Tercera creencia a revisar: los antecedentes familiares como destino ineludible. Es cierto que si un padre o un hermano sufrió un evento cardiovascular precoz el riesgo aumenta, pero eso no convierte la enfermedad en algo inevitable. La buena noticia es que el margen de maniobra es amplio y está al alcance de cualquiera:

  • Alimentación saludable, con predominio de frutas, verduras, legumbres, pescado y aceite de oliva.
  • Al menos 150 minutos semanales de actividad física moderada, lo que equivale a caminar rápido media hora por día durante cinco días.
  • Dejar de fumar, ya que el tabaquismo multiplica el riesgo de infarto y accidente cerebrovascular.
  • Moderar el consumo de alcohol, sin convertir la copa de vino en la rutina diaria.

Cuando los cambios de hábito no alcanzan para controlar la presión o el colesterol, existen medicamentos seguros y ampliamente probados. La clave, insiste Laffin, es no naturalizar los valores altos ni asumirlos como algo propio de la edad o la contextura. Aquí vuelve a aparecer Marta, mi vecina de Belgrano: durante años tomó la pastilla para la presión "cuando se acordaba", hasta que el cuerpo decidió acordarle a ella de la peor manera. Hoy, me cuenta con una mezcla de culpa y humor que se toma la medicación a las ocho de la mañana, sin excepciones, y que se hizo un chequeo completo el mes pasado. La diferencia, dice, es que ahora sabe que cuidarse no es un trámite sino una conversación que conviene empezar antes de que la urgencia la imponga.

El cuarto mito es uno de los más traicioneros: sentirnos bien no equivale a estar libres de riesgo. La enfermedad coronaria avanza de forma lenta y silenciosa, y tanto la hipertensión como el colesterol elevado suelen transcurrir sin síntomas durante años. En algunos casos, el primer aviso es un infarto o un accidente cerebrovascular, situaciones que llegan sin prólogo y cambian la vida en un instante. Por eso Laffin insiste con las consultas anuales con el médico de atención primaria y con los análisis periódicos: son la única manera de seguir la evolución de esos indicadores antes de que se conviertan en una urgencia.

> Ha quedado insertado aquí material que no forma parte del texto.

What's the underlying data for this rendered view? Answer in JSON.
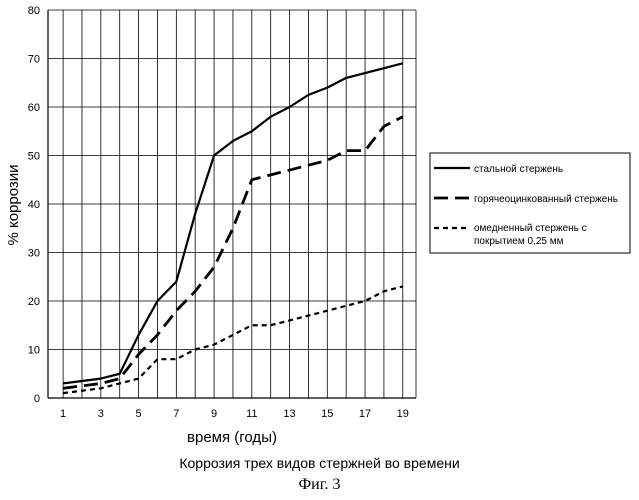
{
  "chart_data": {
    "type": "line",
    "title": "Коррозия трех видов стержней во времени",
    "xlabel": "время (годы)",
    "ylabel": "% коррозии",
    "x": [
      1,
      2,
      3,
      4,
      5,
      6,
      7,
      8,
      9,
      10,
      11,
      12,
      13,
      14,
      15,
      16,
      17,
      18,
      19
    ],
    "x_ticks": [
      1,
      3,
      5,
      7,
      9,
      11,
      13,
      15,
      17,
      19
    ],
    "xlim": [
      0.2,
      19.7
    ],
    "ylim": [
      0,
      80
    ],
    "y_ticks": [
      0,
      10,
      20,
      30,
      40,
      50,
      60,
      70,
      80
    ],
    "grid": true,
    "legend_position": "right",
    "series": [
      {
        "name": "стальной стержень",
        "style": "solid",
        "color": "#000000",
        "values": [
          3,
          3.5,
          4,
          5,
          13,
          20,
          24,
          38,
          50,
          53,
          55,
          58,
          60,
          62.5,
          64,
          66,
          67,
          68,
          69
        ]
      },
      {
        "name": "горячеоцинкованный стержень",
        "style": "long-dash",
        "color": "#000000",
        "values": [
          2,
          2.5,
          3,
          4,
          9,
          13,
          18,
          22,
          27,
          35,
          45,
          46,
          47,
          48,
          49,
          51,
          51,
          56,
          58
        ]
      },
      {
        "name": "омедненный стержень с покрытием 0,25 мм",
        "style": "short-dash",
        "color": "#000000",
        "values": [
          1,
          1.5,
          2,
          3,
          4,
          8,
          8,
          10,
          11,
          13,
          15,
          15,
          16,
          17,
          18,
          19,
          20,
          22,
          23
        ]
      }
    ]
  },
  "figure": {
    "caption": "Фиг. 3"
  }
}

Finalmente, el quinto error de percepción que el cardiólogo abordó tiene que ver con asumir que el deterioro cardiovascular es una consecuencia inevitable del paso de los años. Esa idea, muy instalada en la conversación cotidiana, funciona como una suerte de renuncia anticipada: si el declive está garantizado, para qué esfuerzo. Laffin lo rebate con la misma lógica que aplicó a la genética: envejecer no es sinónimo de enfermar, y mucho menos de enfermar del corazón. El cuerpo responde a los hábitos acumulados, y por eso cada decisión cotidiana cuenta, desde lo que se sirve en el plato hasta la regularidad con la que uno se mueve. La buena noticia es que nunca es tarde para empezar, y la mejor es que cuanto antes se incorpore esa mirada, más años de calidad se ganan en el camino. Yo, por las dudas, ya le mandé un mensaje a Marta para preguntarle cuándo fue su último análisis de sangre. Y ella me contestó, como siempre, con una pregunta: "¿Vamos juntas?".